Tampoco ha habido en realidad ninguna amenaza a la unidad porque Uribe prometa no revocar lo acordado en La Habana, traicionando el voto, que no era por "modificarlo". Pedirles a los colombianos que renuncien a la unidad es como pedirles a los monos que hablen: ¿qué importa para donde se va si vamos todos juntos? Los más grotescos ultraderechistas resultan de repente patéticamente serviles ante Uribe porque así contribuyen a la unidad. Toda noción se olvida, entre otras cosas porque muchos cuentan con que siendo solícitos con el Gran Timonel podrían resultar favorecidos en las listas de futuros senadores y representantes, eso sí, por detrás de los parientes de Angelino Garzón o de Sigifredo López.
La unidad resulta simplemente un elemento que paraliza la respuesta al narcorrégimen, pues todos se someten a los intereses particulares de Uribe, que podría ser rehén del hampa judicial. Y a su visión errada, como me propongo demostrar ahora.

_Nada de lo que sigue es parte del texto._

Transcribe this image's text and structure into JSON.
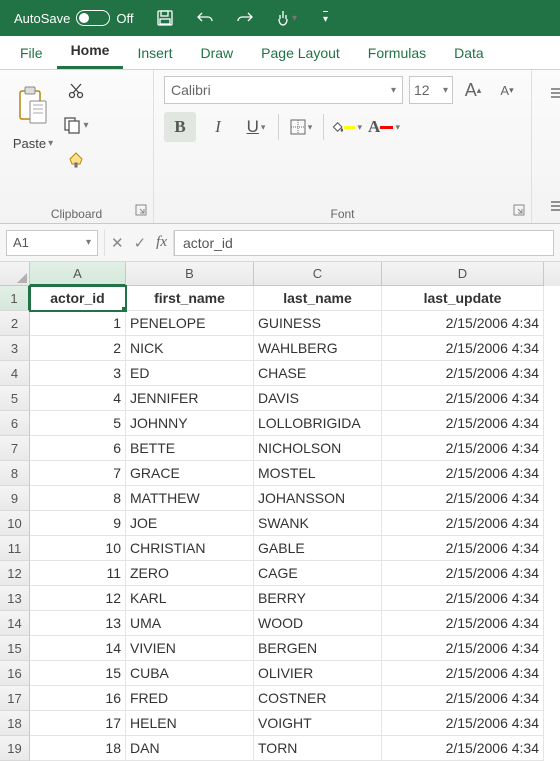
{
  "titlebar": {
    "autosave_label": "AutoSave",
    "autosave_state": "Off"
  },
  "tabs": {
    "file": "File",
    "home": "Home",
    "insert": "Insert",
    "draw": "Draw",
    "page_layout": "Page Layout",
    "formulas": "Formulas",
    "data": "Data"
  },
  "ribbon": {
    "clipboard": {
      "paste": "Paste",
      "label": "Clipboard"
    },
    "font": {
      "name": "Calibri",
      "size": "12",
      "grow": "A",
      "shrink": "A",
      "bold": "B",
      "italic": "I",
      "underline": "U",
      "label": "Font",
      "fill_color": "#ffff00",
      "font_color": "#ff0000"
    }
  },
  "formula_bar": {
    "namebox": "A1",
    "fx": "fx",
    "value": "actor_id"
  },
  "columns": [
    "A",
    "B",
    "C",
    "D"
  ],
  "headers": [
    "actor_id",
    "first_name",
    "last_name",
    "last_update"
  ],
  "rows": [
    {
      "n": "1",
      "id": "1",
      "fn": "PENELOPE",
      "ln": "GUINESS",
      "ts": "2/15/2006 4:34"
    },
    {
      "n": "2",
      "id": "2",
      "fn": "NICK",
      "ln": "WAHLBERG",
      "ts": "2/15/2006 4:34"
    },
    {
      "n": "3",
      "id": "3",
      "fn": "ED",
      "ln": "CHASE",
      "ts": "2/15/2006 4:34"
    },
    {
      "n": "4",
      "id": "4",
      "fn": "JENNIFER",
      "ln": "DAVIS",
      "ts": "2/15/2006 4:34"
    },
    {
      "n": "5",
      "id": "5",
      "fn": "JOHNNY",
      "ln": "LOLLOBRIGIDA",
      "ts": "2/15/2006 4:34"
    },
    {
      "n": "6",
      "id": "6",
      "fn": "BETTE",
      "ln": "NICHOLSON",
      "ts": "2/15/2006 4:34"
    },
    {
      "n": "7",
      "id": "7",
      "fn": "GRACE",
      "ln": "MOSTEL",
      "ts": "2/15/2006 4:34"
    },
    {
      "n": "8",
      "id": "8",
      "fn": "MATTHEW",
      "ln": "JOHANSSON",
      "ts": "2/15/2006 4:34"
    },
    {
      "n": "9",
      "id": "9",
      "fn": "JOE",
      "ln": "SWANK",
      "ts": "2/15/2006 4:34"
    },
    {
      "n": "10",
      "id": "10",
      "fn": "CHRISTIAN",
      "ln": "GABLE",
      "ts": "2/15/2006 4:34"
    },
    {
      "n": "11",
      "id": "11",
      "fn": "ZERO",
      "ln": "CAGE",
      "ts": "2/15/2006 4:34"
    },
    {
      "n": "12",
      "id": "12",
      "fn": "KARL",
      "ln": "BERRY",
      "ts": "2/15/2006 4:34"
    },
    {
      "n": "13",
      "id": "13",
      "fn": "UMA",
      "ln": "WOOD",
      "ts": "2/15/2006 4:34"
    },
    {
      "n": "14",
      "id": "14",
      "fn": "VIVIEN",
      "ln": "BERGEN",
      "ts": "2/15/2006 4:34"
    },
    {
      "n": "15",
      "id": "15",
      "fn": "CUBA",
      "ln": "OLIVIER",
      "ts": "2/15/2006 4:34"
    },
    {
      "n": "16",
      "id": "16",
      "fn": "FRED",
      "ln": "COSTNER",
      "ts": "2/15/2006 4:34"
    },
    {
      "n": "17",
      "id": "17",
      "fn": "HELEN",
      "ln": "VOIGHT",
      "ts": "2/15/2006 4:34"
    },
    {
      "n": "18",
      "id": "18",
      "fn": "DAN",
      "ln": "TORN",
      "ts": "2/15/2006 4:34"
    }
  ]
}
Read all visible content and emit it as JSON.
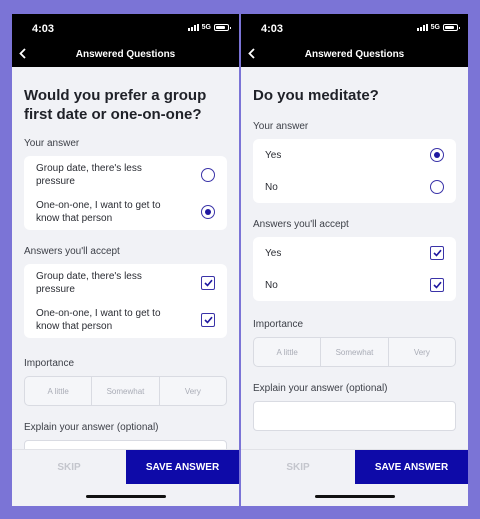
{
  "status_bar": {
    "time": "4:03",
    "network": "5G"
  },
  "nav_title": "Answered Questions",
  "screens": [
    {
      "question": "Would you prefer a group first date or one-on-one?",
      "your_answer_label": "Your answer",
      "answers": [
        {
          "label": "Group date, there's less pressure",
          "selected": false
        },
        {
          "label": "One-on-one, I want to get to know that person",
          "selected": true
        }
      ],
      "accept_label": "Answers you'll accept",
      "accepted": [
        {
          "label": "Group date, there's less pressure",
          "checked": true
        },
        {
          "label": "One-on-one, I want to get to know that person",
          "checked": true
        }
      ],
      "importance_label": "Importance",
      "importance_options": [
        "A little",
        "Somewhat",
        "Very"
      ],
      "explain_label": "Explain your answer (optional)"
    },
    {
      "question": "Do you meditate?",
      "your_answer_label": "Your answer",
      "answers": [
        {
          "label": "Yes",
          "selected": true
        },
        {
          "label": "No",
          "selected": false
        }
      ],
      "accept_label": "Answers you'll accept",
      "accepted": [
        {
          "label": "Yes",
          "checked": true
        },
        {
          "label": "No",
          "checked": true
        }
      ],
      "importance_label": "Importance",
      "importance_options": [
        "A little",
        "Somewhat",
        "Very"
      ],
      "explain_label": "Explain your answer (optional)"
    }
  ],
  "buttons": {
    "skip": "SKIP",
    "save": "SAVE ANSWER"
  },
  "colors": {
    "accent": "#0e0aa8",
    "background": "#7b74d6",
    "header": "#000000"
  }
}
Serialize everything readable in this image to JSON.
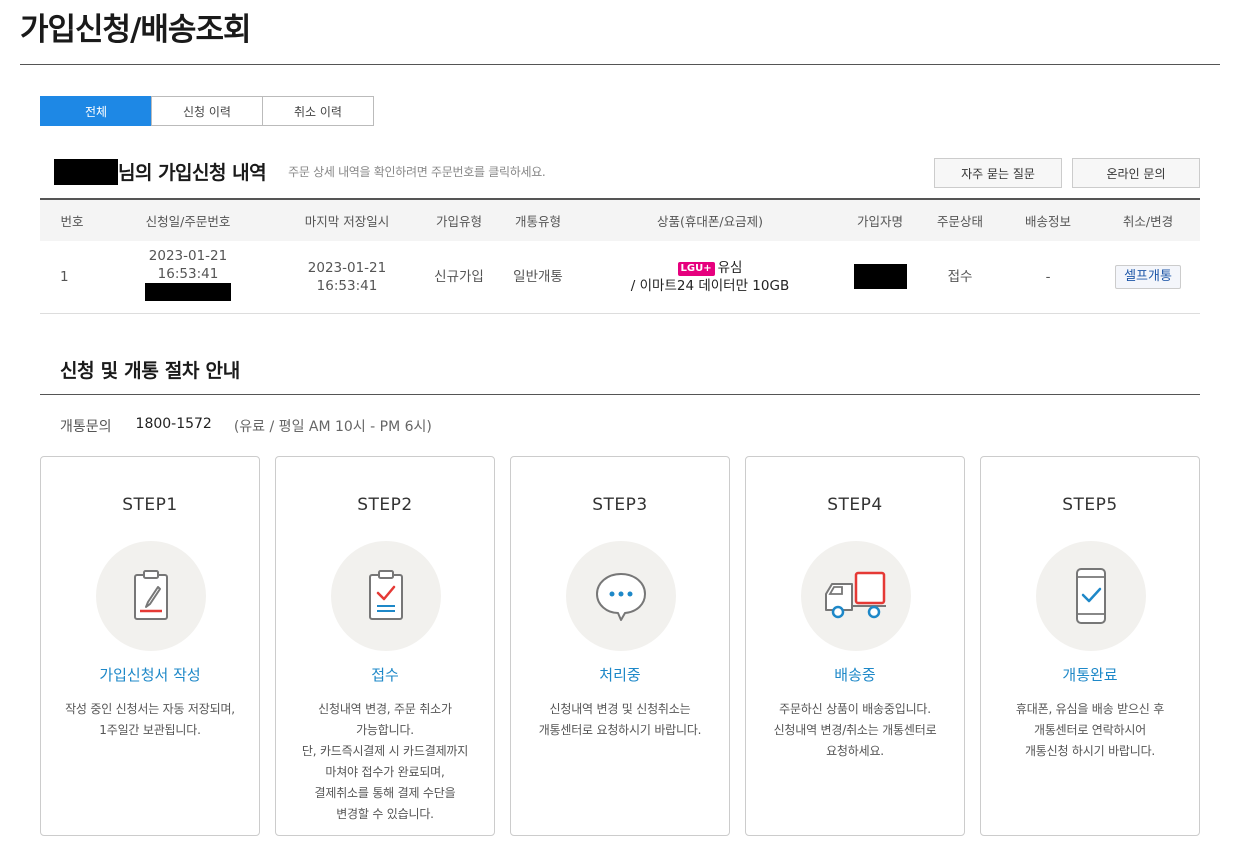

En las elecciones de 2018 hay un montón de candidatos de la "izquierda" y de la "derecha". El más probable candidato del CD es Iván Duque, aunque si fuera Nieto Loaiza nada cambiaría porque es un personaje tan equívoco como Duque o como el otro mequetrefe, Holmes Trujillo. Da lo mismo, son personajes de segunda que esperan prosperar a la sombra de Uribe. ¿Nadie recuerda que Uribe no traslada sus votos a otros candidatos? Baste recordar las elecciones de 2011, o las de 2015. ¿Cuántos alcaldes y gobernadores uribistas hay? A la hora de la verdad Duquieto es una figura que compite por el voto no comunista con el poderosísimo Vargas Lleras y con el imponente Pinzón. ¿Cómo va a ganar? Su discurso no es más de rechazo a los cubanos ni a "la paz" que el de ellos, porque ya han mostrado que no es lo que les interesa. Pero están los medios, que promoverán a los que convenga y le montarán escándalos a los del bando de Uribe (en las elecciones de 2002 registré que Garzón aparecía en El Tiempo ocho veces más que Uribe, que obtuvo ocho veces más votos). Y están las maquinarias, con miles y miles de cargos de alcaldías y gobernaciones controladas por Vargas Lleras y con clientelas formidables que tienen recursos formidables gracias a su alianza con las élites regionales. Sencillamente, un candidato uribista no tiene ninguna posibilidad de ganarle a Vargas Lleras, y ni siquiera de convencer a mucha gente de que es más firme que Pinzón.

¿Cómo fue que Uribe sí consiguió imponerse en 2002? Ahí está el detalle: en ese momento era el único que encarnaba el rechazo al Caguán, es verdad que ni siquiera proponía acabar con el despeje pero ya en febrero lo acabó Pastrana. Hoy en día los uribistas no se distinguen de los demás candidatos de la "derecha" y expuestos a la manipulación de los medios están en absoluta desventaja.

Precisamente como ganó Uribe en 2002 es como podría imponerse un candidato (de momento el único que podría representar ese camino es Ordóñez) que pudiera plantear una elección entre FARC y anti-FARC. Entre sumisión a Cuba o Independencia. Entre democracia o Atraco. Entre una constitución legítima o la que impusieron los cubanos aliados con Pablo Escobar. Esa dualidad es evidente para muchos, pero DIOS MÍO, NO PUEDE SUCEDER SIN APARTARSE DE URIBE. (Ya escribí un post sobre las tentaciones de Ordóñez.)

Si ese candidato contara con el apoyo de los activistas de las redes sociales, toda la campaña de estigmatización y calumnia le serviría, como ocurrió con Trump. PORQUE TIENE A SU FAVOR LA VERDAD. 

Pero es perder el tiempo: ya verán de qué modo la segunda vuelta de 2018 es entre Vargas Lleras y De la Calle, y cómo ganará éste gracias a los escándalos que le sacarán al primero. De ustedes no se puede esperar sensatez ni decencia, no vaya a ser que se los acuse de traicionar la unidad. Hasta el final seguirán engañándose y soltando los habituales eructos sentimentales con proclamas de amor al Gran Timonel y lamentándose de la traición de Santos.